I figured it out myself. First the correct code, then an explaination:
// Here we add a new user role, "cliente".
add_role( 'cliente', 'Cliente' );
// These are the filters we need to add in order to modify the default upload path.
add_filter('wp_handle_upload_prefilter', 'my_upload_prefilter');
add_filter('wp_handle_upload', 'my_upload_postfilter');
function my_upload_prefilter( $file ) {
add_filter('upload_dir', 'custom_upload_dir');
return $file;
}
function my_upload_postfilter( $fileinfo ) {
remove_filter('upload_dir', 'custom_upload_dir');
return $fileinfo;
}
function custom_upload_dir( $path ) {
// When uploading, the file gets sent to upload_async.php, so we need to take the referral page in order to be able to get the user_id we need. We then take the query string, pass it through parse_str and store it in a $query_array. Took me a while to figure it out, but now it works like a charm.
$actual_page = $_SERVER['HTTP_REFERER'];
parse_str( parse_url($actual_page, PHP_URL_QUERY), $query_array );
// Check if we are uploading from the user-edit.php page.
if ( strpos($actual_page, 'user-edit.php') ) {
// Set the role we want to change the path for.
$role_to_check = 'cliente';
// Get a bunch of user info for later use
$user_id = filter_var( $query_array['user_id'], FILTER_SANITIZE_NUMBER_INT );
$meta = get_user_meta( $user_id );
$roles = unserialize( $meta['wp_capabilities'][0] );
// If we are on the chosen role page, set the $customdir to first_name + last_name
if ( !empty($roles[$role_to_check]) ) {
$customdir = '/docs/' . $meta['first_name'][0] . $meta['last_name'][0];
// If there is any error, just return the $path and abort the rest.
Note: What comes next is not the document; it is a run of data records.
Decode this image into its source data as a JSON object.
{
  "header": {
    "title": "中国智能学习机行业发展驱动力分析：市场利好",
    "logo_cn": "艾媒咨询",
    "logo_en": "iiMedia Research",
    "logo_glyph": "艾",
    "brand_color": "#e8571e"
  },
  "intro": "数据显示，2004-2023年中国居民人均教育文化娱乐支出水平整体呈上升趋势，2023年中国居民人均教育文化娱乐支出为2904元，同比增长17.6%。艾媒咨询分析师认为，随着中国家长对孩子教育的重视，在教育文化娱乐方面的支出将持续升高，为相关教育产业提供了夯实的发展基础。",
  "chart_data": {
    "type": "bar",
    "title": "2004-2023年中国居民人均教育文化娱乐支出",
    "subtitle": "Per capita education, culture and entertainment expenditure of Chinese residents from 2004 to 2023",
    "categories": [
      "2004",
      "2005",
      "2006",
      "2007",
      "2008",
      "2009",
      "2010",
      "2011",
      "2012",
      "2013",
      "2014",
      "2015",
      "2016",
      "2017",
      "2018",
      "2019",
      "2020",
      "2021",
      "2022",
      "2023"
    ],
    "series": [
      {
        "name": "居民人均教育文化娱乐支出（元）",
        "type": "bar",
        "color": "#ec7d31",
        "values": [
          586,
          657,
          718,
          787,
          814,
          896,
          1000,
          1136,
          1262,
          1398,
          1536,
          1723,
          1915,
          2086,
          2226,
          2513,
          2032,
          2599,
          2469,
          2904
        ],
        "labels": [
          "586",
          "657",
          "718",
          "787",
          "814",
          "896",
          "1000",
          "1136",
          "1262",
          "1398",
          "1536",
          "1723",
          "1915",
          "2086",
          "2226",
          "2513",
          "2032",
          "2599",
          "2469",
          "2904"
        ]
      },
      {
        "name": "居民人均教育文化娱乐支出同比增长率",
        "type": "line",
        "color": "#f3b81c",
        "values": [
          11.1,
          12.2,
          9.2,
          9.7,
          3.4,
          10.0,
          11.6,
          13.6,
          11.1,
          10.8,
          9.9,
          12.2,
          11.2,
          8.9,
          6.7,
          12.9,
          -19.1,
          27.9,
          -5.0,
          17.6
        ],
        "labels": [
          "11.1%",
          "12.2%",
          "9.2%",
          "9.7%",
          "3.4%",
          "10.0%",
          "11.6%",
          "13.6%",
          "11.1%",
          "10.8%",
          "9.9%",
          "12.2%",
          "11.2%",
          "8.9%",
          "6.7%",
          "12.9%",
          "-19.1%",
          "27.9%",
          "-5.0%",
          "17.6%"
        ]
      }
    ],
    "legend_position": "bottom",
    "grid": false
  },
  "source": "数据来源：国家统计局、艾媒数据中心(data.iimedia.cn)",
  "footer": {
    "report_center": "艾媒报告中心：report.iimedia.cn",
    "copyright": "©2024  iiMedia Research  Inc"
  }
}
if ( !empty( $path['error'] ) ) {
return $path;
}
// Here we set the new $path with the $customdir set above
$new_subdir = $customdir . $path['subdir'];
$path['path'] = str_replace( $path['subdir'], $new_subdir, $path['path'] );
$path['url'] = str_replace( $path['subdir'], $new_subdir, $path['url'] );
$path['subdir'] = $new_subdir;
return $path;
}
} else {
// We are not uploading from user-edit.php, so go ahead as per default.
return $path;
}
}
The problem was that when uploading via Ajax, $pagenow correctly stores the async-upload.php page, rather than the url we're in. I simply had to retrieve the referral page via php $_SERVER['HTTP_REFERER'] (please, note that the referer typo is there because of a legacy typo in the http spec, funny stuff).
Please also note that the PHP specs discourage the use of HTTP_REFERER because it could yield unexpected results based on server configurations, but in this case I should have full control over the server, so it should not be a problem. If you encounter any issue, I would suggest to check that out.
Once I have the correct url I am able to parse it and check if we are on user-edit.php, if we are, get the user_id from the query string and proceed from there.
Took me a while to figure it out, but in hindsight it was quite easy.
Hope it helps somebody else in the future.